According to Ellis Price, who was sent by Thomas Cromwell to take the statue down at the Reformation, as many as six hundred people visited it on the saint’s day in April. Not that this compares with the tens of thousands (many of them Welsh) who went to Rome or Compostela on the great festival days, but it’s still pretty impressive for a little hamlet in the Welsh hills.
The world we have lost
The carving of Derfel’s companion is a very rare survival from our medieval past. At one time Wales was full of these statues. Carvings of our saints would have filled the churches and dotted the countryside. We know about a lot of these statues because the poets wrote about them. But almost all of them were destroyed at the Reformation. Carvings of the Virgin Mary at Penrhys and Cardigan, of Mary Magdalene at Usk, of local saints in almost every church, all were swept away.
We may regret this wholesale obliteration of our cultural heritage, but the reformers believed what they were doing was good and important. After all, bringing cattle, horses and money to give to a statue in the belief that it will rescue you from hell is a rather silly thing to do. If the priests were really encouraging people to do this (and presumably pocketing the proceeds) then reform really was needed.
Icon or idol?
Pic: Wales Online
|So why is the carving of St Derfel’s stag so important? To begin with, it makes us think about the Age of the Saints in Wales. The Welsh saints were an interesting bunch, always awkward, sometimes challenging. They were expected to live in harmony with nature, but also to be able to control it. The stag was Derfel’s companion but it sat submissively at his feet.
The Welsh saints were people of holiness but also people of great power, and they could use that power in ways that seem strange to us. Derfel was a soldier: not one of the chivalrous knights of later Arthurian legend but a skilled fighter, someone trained to kill. Cadoc cheated King Arthur over a herd of cattle and blinded King Rhun of Gwynedd. Robbers from Gwynedd who attacked Winefride’s shrine at Holywell all suffered horrible deaths.
The statue also makes us think about the lives and beliefs of ordinary people in medieval Wales. They seem to have valued Derfel for his courage and leadership as much as his piety. In a way, a saint who had been a soldier was more holy because he had had to choose to change his way of life.
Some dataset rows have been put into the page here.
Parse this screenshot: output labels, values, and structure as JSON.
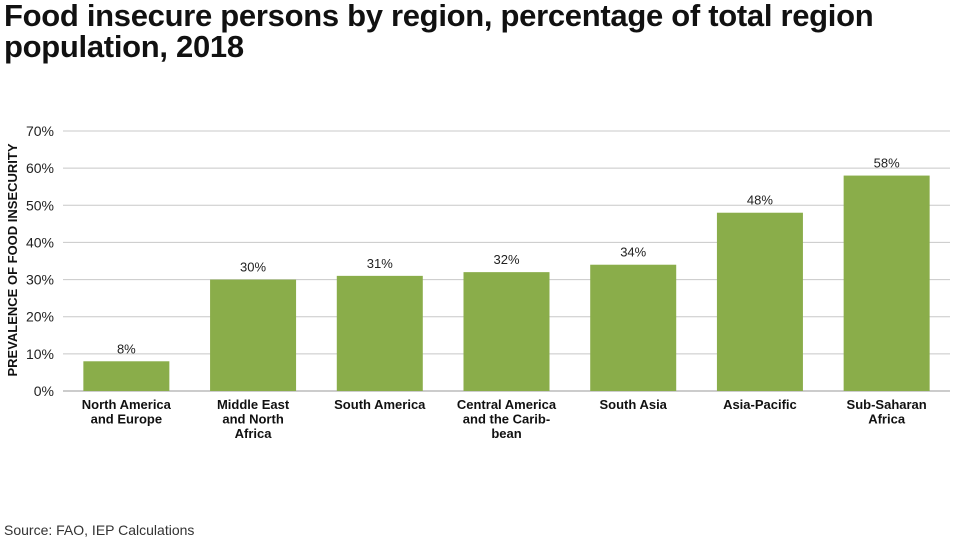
{
  "title": "Food insecure persons by region, percentage of total region population, 2018",
  "source": "Source: FAO, IEP Calculations",
  "chart_data": {
    "type": "bar",
    "title": "Food insecure persons by region, percentage of total region population, 2018",
    "xlabel": "",
    "ylabel": "PREVALENCE OF FOOD INSECURITY",
    "categories": [
      [
        "North America",
        "and Europe"
      ],
      [
        "Middle East",
        "and North",
        "Africa"
      ],
      [
        "South America"
      ],
      [
        "Central America",
        "and the Carib-",
        "bean"
      ],
      [
        "South Asia"
      ],
      [
        "Asia-Pacific"
      ],
      [
        "Sub-Saharan",
        "Africa"
      ]
    ],
    "values": [
      8,
      30,
      31,
      32,
      34,
      48,
      58
    ],
    "data_labels": [
      "8%",
      "30%",
      "31%",
      "32%",
      "34%",
      "48%",
      "58%"
    ],
    "yticks": [
      0,
      10,
      20,
      30,
      40,
      50,
      60,
      70
    ],
    "ytick_labels": [
      "0%",
      "10%",
      "20%",
      "30%",
      "40%",
      "50%",
      "60%",
      "70%"
    ],
    "ylim": [
      0,
      70
    ],
    "grid": true,
    "legend": "none",
    "bar_color": "#8aad4a",
    "grid_color": "#c8c8c8"
  }
}
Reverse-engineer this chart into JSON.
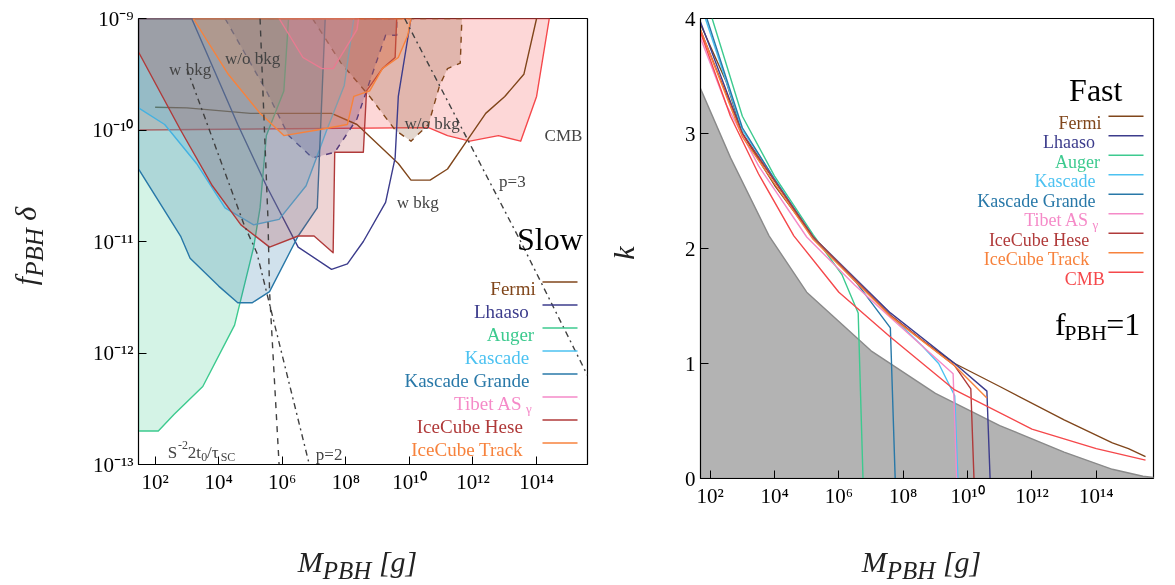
{
  "chart_data": [
    {
      "type": "area",
      "xlabel": "M$_{PBH}$ [g]",
      "ylabel": "f$_{PBH}$ δ",
      "log": "xy",
      "legend": "bottom right",
      "xlim": [
        30,
        4000000000000000.0
      ],
      "ylim": [
        1e-13,
        1e-09
      ],
      "xticks": [
        {
          "value": 100.0,
          "label": "10²"
        },
        {
          "value": 10000.0,
          "label": "10⁴"
        },
        {
          "value": 1000000.0,
          "label": "10⁶"
        },
        {
          "value": 100000000.0,
          "label": "10⁸"
        },
        {
          "value": 10000000000.0,
          "label": "10¹⁰"
        },
        {
          "value": 1000000000000.0,
          "label": "10¹²"
        },
        {
          "value": 100000000000000.0,
          "label": "10¹⁴"
        }
      ],
      "yticks": [
        {
          "value": 1e-13,
          "label": "10⁻¹³"
        },
        {
          "value": 1e-12,
          "label": "10⁻¹²"
        },
        {
          "value": 1e-11,
          "label": "10⁻¹¹"
        },
        {
          "value": 1e-10,
          "label": "10⁻¹⁰"
        },
        {
          "value": 1e-09,
          "label": "10⁻⁹"
        }
      ],
      "series": [
        {
          "type": "area",
          "color": "#f5484b",
          "x": [
            30,
            30,
            39800000000.0,
            158000000000.0,
            794000000000.0,
            6310000000000.0,
            31600000000000.0,
            100000000000000.0,
            251000000000000.0
          ],
          "values": [
            1e-09,
            1e-10,
            1.05e-10,
            8.91e-11,
            7.94e-11,
            8.91e-11,
            7.94e-11,
            2e-10,
            1e-09
          ]
        },
        {
          "type": "area",
          "color": "#80461b",
          "line_style": "dashed",
          "x": [
            8910000.0,
            70800000.0,
            562000000.0,
            3550000000.0,
            11200000000.0,
            39800000000.0,
            89100000000.0,
            158000000000.0,
            398000000000.0,
            447000000000.0
          ],
          "values": [
            1e-09,
            3.98e-10,
            2e-10,
            1e-10,
            7.94e-11,
            1.12e-10,
            2.51e-10,
            3.55e-10,
            3.98e-10,
            1e-09
          ]
        },
        {
          "type": "area",
          "color": "#3c3c8c",
          "line_style": "dashed",
          "x": [
            15800.0,
            316000.0,
            1580000.0,
            8910000.0,
            44700000.0,
            224000000.0,
            891000000.0,
            1780000000.0,
            3980000000.0,
            3980000000.0
          ],
          "values": [
            1e-09,
            2.24e-10,
            8.91e-11,
            5.62e-11,
            6.31e-11,
            1.26e-10,
            3.98e-10,
            7.08e-10,
            7.08e-10,
            1e-09
          ]
        },
        {
          "name": "Fermi",
          "type": "line",
          "color": "#80461b",
          "x": [
            100,
            1000.0,
            100000.0,
            35500000.0,
            224000000.0,
            4470000000.0,
            11200000000.0,
            44700000000.0,
            158000000000.0,
            631000000000.0,
            2510000000000.0,
            10000000000000.0,
            39800000000000.0,
            100000000000000.0
          ],
          "values": [
            1.6e-10,
            1.58e-10,
            1.41e-10,
            1.41e-10,
            1.12e-10,
            5.01e-11,
            3.55e-11,
            3.55e-11,
            4.47e-11,
            7.94e-11,
            1.41e-10,
            2e-10,
            3.16e-10,
            1e-09
          ]
        },
        {
          "name": "Lhaaso",
          "type": "line",
          "color": "#3c3c8c",
          "x": [
            1410.0,
            39800.0,
            316000.0,
            3160000.0,
            35500000.0,
            112000000.0,
            355000000.0,
            1780000000.0,
            3550000000.0,
            4470000000.0,
            11200000000.0
          ],
          "values": [
            1e-09,
            1.12e-10,
            3.16e-11,
            8.91e-12,
            5.62e-12,
            6.31e-12,
            1e-11,
            2.24e-11,
            5.62e-11,
            2e-10,
            1e-09
          ]
        },
        {
          "name": "Auger",
          "type": "area",
          "color": "#3dca8f",
          "x": [
            30,
            30,
            126,
            398,
            3160.0,
            31600.0,
            126000.0,
            200000.0,
            316000.0,
            1120000.0,
            1580000.0
          ],
          "values": [
            1e-09,
            2e-13,
            2e-13,
            2.82e-13,
            5.01e-13,
            1.78e-12,
            8.91e-12,
            2e-11,
            8.91e-11,
            2.24e-10,
            1e-09
          ]
        },
        {
          "name": "Kascade",
          "type": "area",
          "color": "#4cc2f1",
          "x": [
            30,
            30,
            200,
            2000.0,
            15800.0,
            126000.0,
            794000.0,
            5620000.0,
            25100000.0,
            89100000.0,
            178000000.0
          ],
          "values": [
            1e-09,
            1.58e-10,
            1.12e-10,
            5.01e-11,
            2e-11,
            1.41e-11,
            1.58e-11,
            3.16e-11,
            1e-10,
            2.51e-10,
            1e-09
          ]
        },
        {
          "name": "Kascade Grande",
          "type": "area",
          "color": "#2878a8",
          "x": [
            30,
            30,
            631,
            1260.0,
            10000.0,
            39800.0,
            112000.0,
            398000.0,
            3160000.0,
            12600000.0,
            22400000.0
          ],
          "values": [
            1e-09,
            4.47e-11,
            1.12e-11,
            7.08e-12,
            3.98e-12,
            2.82e-12,
            2.82e-12,
            3.55e-12,
            1.12e-11,
            2e-11,
            1e-09
          ]
        },
        {
          "name": "Tibet AS$_{γ}$",
          "type": "area",
          "color": "#f58ac8",
          "x": [
            794000.0,
            4470000.0,
            17800000.0,
            39800000.0,
            224000000.0,
            251000000.0
          ],
          "values": [
            1e-09,
            4.47e-10,
            3.55e-10,
            3.55e-10,
            7.94e-10,
            1e-09
          ]
        },
        {
          "name": "IceCube Hese",
          "type": "area",
          "color": "#b03a3a",
          "x": [
            30,
            30,
            631,
            6310.0,
            50100.0,
            398000.0,
            3160000.0,
            10000000.0,
            39800000.0,
            44700000.0,
            355000000.0,
            447000000.0,
            1410000000.0,
            3550000000.0,
            3980000000.0
          ],
          "values": [
            1e-09,
            5.01e-10,
            1e-10,
            3.16e-11,
            1.41e-11,
            8.91e-12,
            1.12e-11,
            1.12e-11,
            7.94e-12,
            6.31e-11,
            6.31e-11,
            2.24e-10,
            3.55e-10,
            4.47e-10,
            1e-09
          ]
        },
        {
          "name": "IceCube Track",
          "type": "area",
          "color": "#f7823c",
          "x": [
            1580.0,
            20000.0,
            200000.0,
            1120000.0,
            12600000.0,
            112000000.0,
            178000000.0,
            562000000.0,
            1410000000.0,
            4470000000.0,
            8910000000.0,
            11200000000.0
          ],
          "values": [
            1e-09,
            3.16e-10,
            1.41e-10,
            8.91e-11,
            1e-10,
            1.12e-10,
            2e-10,
            2.24e-10,
            3.55e-10,
            4.47e-10,
            7.08e-10,
            1e-09
          ]
        },
        {
          "type": "line",
          "color": "#404040",
          "line_style": "dashed",
          "x": [
            200000.0,
            355000.0,
            398000.0,
            794000.0
          ],
          "values": [
            1e-09,
            1.58e-11,
            3.55e-12,
            1e-13
          ]
        },
        {
          "type": "line",
          "color": "#404040",
          "line_style": "dashdot",
          "x": [
            1000.0,
            63100.0,
            158000.0,
            7080000.0
          ],
          "values": [
            3.55e-10,
            1.41e-11,
            7.94e-12,
            1e-13
          ]
        },
        {
          "type": "line",
          "color": "#404040",
          "line_style": "dashdot",
          "x": [
            7080000000.0,
            31600000000000.0,
            3980000000000000.0
          ],
          "values": [
            1e-09,
            1e-11,
            6.31e-13
          ]
        }
      ],
      "annotations": [
        {
          "text": "w/o bkg",
          "x": 100000.0,
          "y": 5e-10
        },
        {
          "text": "w/o bkg",
          "x": 44700000000.0,
          "y": 1.3e-10
        },
        "w bkg",
        "w bkg",
        "CMB",
        "p=3",
        "S$^{-2}$2t$_{0}$/τ$_{SC}$",
        "p=2",
        "Slow"
      ]
    },
    {
      "type": "line",
      "xlabel": "M$_{PBH}$ [g]",
      "ylabel": "k",
      "log": "x",
      "legend": "top right",
      "xlim": [
        50,
        6000000000000000.0
      ],
      "ylim": [
        0,
        4
      ],
      "xticks": [
        {
          "value": 100.0,
          "label": "10²"
        },
        {
          "value": 10000.0,
          "label": "10⁴"
        },
        {
          "value": 1000000.0,
          "label": "10⁶"
        },
        {
          "value": 100000000.0,
          "label": "10⁸"
        },
        {
          "value": 10000000000.0,
          "label": "10¹⁰"
        },
        {
          "value": 1000000000000.0,
          "label": "10¹²"
        },
        {
          "value": 100000000000000.0,
          "label": "10¹⁴"
        }
      ],
      "yticks": [
        0,
        1,
        2,
        3,
        4
      ],
      "series": [
        {
          "type": "area",
          "color": "#8a8a8a",
          "x": [
            50,
            427,
            6760.0,
            100000.0,
            10000000.0,
            1000000000.0,
            100000000000.0,
            10000000000000.0,
            316000000000000.0,
            2820000000000000.0,
            6000000000000000.0
          ],
          "values": [
            3.39,
            2.79,
            2.11,
            1.62,
            1.11,
            0.74,
            0.46,
            0.23,
            0.08,
            0.02,
            0.01
          ]
        },
        {
          "name": "Fermi",
          "color": "#80461b",
          "x": [
            50,
            316,
            1000.0,
            10000.0,
            158000.0,
            3160000.0,
            39800000.0,
            398000000.0,
            3980000000.0,
            100000000000.0,
            10000000000000.0,
            316000000000000.0,
            1000000000000000.0,
            3390000000000000.0
          ],
          "values": [
            3.95,
            3.45,
            3.0,
            2.55,
            2.1,
            1.72,
            1.42,
            1.2,
            1.0,
            0.8,
            0.51,
            0.31,
            0.26,
            0.19
          ]
        },
        {
          "name": "Lhaaso",
          "color": "#3c3c8c",
          "x": [
            50,
            1000.0,
            158000.0,
            39800000.0,
            3980000000.0,
            39800000000.0,
            50100000000.0
          ],
          "values": [
            3.97,
            3.0,
            2.1,
            1.44,
            1.0,
            0.76,
            0
          ]
        },
        {
          "name": "Auger",
          "color": "#3dca8f",
          "x": [
            115,
            1000.0,
            10000.0,
            158000.0,
            1260000.0,
            3980000.0,
            5620000.0
          ],
          "values": [
            4.0,
            3.15,
            2.63,
            2.12,
            1.77,
            1.44,
            0
          ]
        },
        {
          "name": "Kascade",
          "color": "#4cc2f1",
          "x": [
            70.8,
            1000.0,
            158000.0,
            39800000.0,
            398000000.0,
            1260000000.0,
            3980000000.0,
            5010000000.0
          ],
          "values": [
            4.0,
            3.03,
            2.1,
            1.42,
            1.15,
            1.0,
            0.72,
            0
          ]
        },
        {
          "name": "Kascade Grande",
          "color": "#2878a8",
          "x": [
            79,
            1000.0,
            10000.0,
            158000.0,
            3160000.0,
            39800000.0,
            56200000.0
          ],
          "values": [
            4.0,
            3.05,
            2.6,
            2.1,
            1.72,
            1.31,
            0
          ]
        },
        {
          "name": "Tibet AS$_{γ}$",
          "color": "#f58ac8",
          "x": [
            50,
            316,
            3160.0,
            100000.0,
            3160000.0,
            39800000.0,
            398000000.0,
            3550000000.0,
            4570000000.0
          ],
          "values": [
            3.83,
            3.25,
            2.72,
            2.1,
            1.68,
            1.4,
            1.15,
            0.91,
            0
          ]
        },
        {
          "name": "IceCube Hese",
          "color": "#b03a3a",
          "x": [
            50,
            1000.0,
            158000.0,
            39800000.0,
            3980000000.0,
            12600000000.0,
            15800000000.0
          ],
          "values": [
            3.9,
            3.0,
            2.1,
            1.42,
            0.98,
            0.78,
            0
          ]
        },
        {
          "name": "IceCube Track",
          "color": "#f7823c",
          "x": [
            50,
            1000.0,
            158000.0,
            39800000.0,
            3980000000.0,
            39800000000.0
          ],
          "values": [
            3.9,
            2.97,
            2.08,
            1.41,
            0.98,
            0.7
          ]
        },
        {
          "name": "CMB",
          "color": "#f5484b",
          "x": [
            50,
            427,
            3160.0,
            39800.0,
            1000000.0,
            39800000.0,
            3980000000.0,
            1000000000000.0,
            100000000000000.0,
            3390000000000000.0
          ],
          "values": [
            3.88,
            3.15,
            2.65,
            2.11,
            1.62,
            1.23,
            0.77,
            0.43,
            0.26,
            0.16
          ]
        }
      ],
      "annotations": [
        "Fast",
        "f$_{PBH}$=1"
      ]
    }
  ]
}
Saints as well as soldiers were expected to be able to protect their people, in the way that Derfel did.
The battered remains of Derfel’s stag also make us think about the changes of the sixteenth century. They were traumatic for many people – but they gave us the Welsh Bible and the culture of the chapel and the gymanfa ganu, and they helped to make us the people we are today.
The later history of the carving is important, too. The way it was carried around the parish at Easter may actually be a survival of pre-Reformation parish processions, with the statue of the saint bringing blessing to the whole community. Giving children rides on the“horse’ was perhaps a way of diminishing its power, but it also shows affection. The rural dean who ordered the mutilation of the carving in 1730 was clearly aware of its power – and it’s equally clear that the locals were reluctant to damage it too much.
Now Derfel’s stag sits peacefully in the church porch. But the saint is having a new lease of life in industrial south Wales. The Ancient Cwmbran Society (motto“Discovering the Ancient History of a New Town’) has commissioned a new larger-than-life statue of the saint. Part of their exploration of the early history of the Cwmbran area has included archaeological work at the Gwent Llandderfel. The saint has an important part in the Society’s heritage trail round the valley.
The story of Derfel and his stag is not over yet.